Back in the early '90s, the biggest buyers of decorative tile mosaics were churches and cathedrals. Baldwin did some research and learned the biggest trade show for these customers took place once a year in Minneapolis. So she packed up her samples and drove more than 1,200 miles to Minnesota. As it turned out, the convention was a bust, and Baldwin failed to drum up any business.
But before leaving town, she remembered a name she'd heard back during her grad school days--Fantasia Tile Showroom. On a whim, Baldwin looked up the business in the local yellow pages and set up a meeting with a company representative. It was a meeting that would change the course of her life. Fantasia loved all of the New Ravenna samples and immediately placed an order. Fantasia remains a client to this day.
Baldwin knew she needed money if she was going to fulfill those orders and give her parents back their living room. So she entered a contest in New Woman magazine that was designed to help fund new businesses. One of Baldwin's friends had been a previous winner, but that year, the competition was particularly stiff--she was competing against more than 1,700 applicants. Baldwin poured her heart and soul into her entry essay, detailing her passion for her product and her desire to bring commerce back to the Eastern Shore. Her words wove a story as complex as her tile designs and helped her win the contest. Baldwin spent the grand prize money, $25,000, on a computer, fax machine, and funded the printing of her first catalog.
By 1999, New Ravenna had moved to Exmore. But the company needed a lot more space to expand its operations.
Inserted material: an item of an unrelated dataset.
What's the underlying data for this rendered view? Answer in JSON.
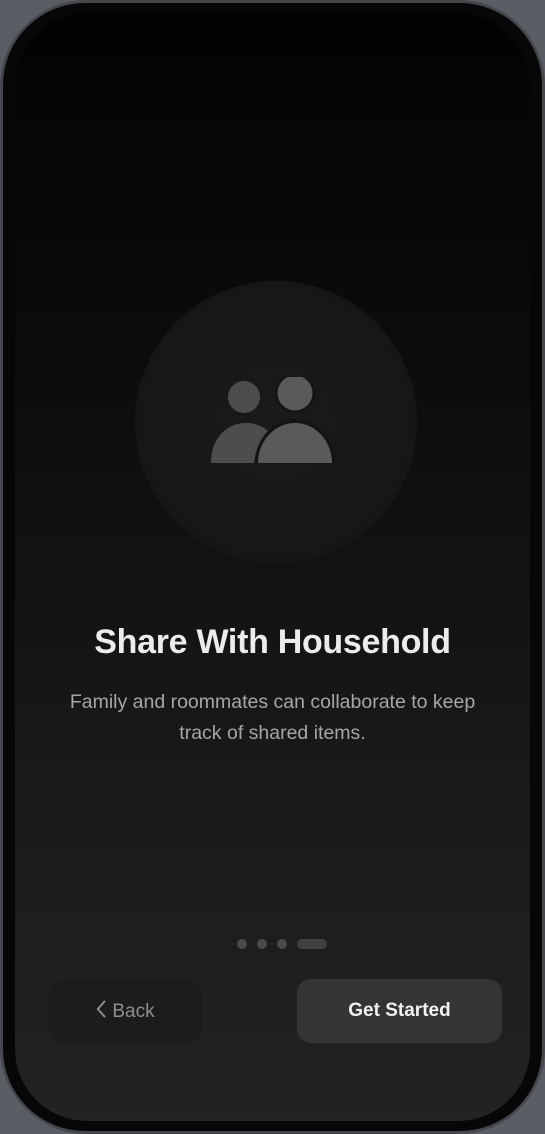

Exmore had more than its fair share of empty buildings so she bought the town's old post office and a shirt factory for $55,000. Five years later, she bought an old movie theater and two other buildings for $28,000 that now house a studio used to shoot promotional photos of New Ravenna's product as well as her future office and a showroom.
New Ravenna has transformed the town, and Baldwin has also changed the lives of the 115 people she employees, all of whom live in the surrounding towns. "I'm so blessed with the team that I have," she says. "They're all so talented. I can't believe they all ended up on the Eastern Shore."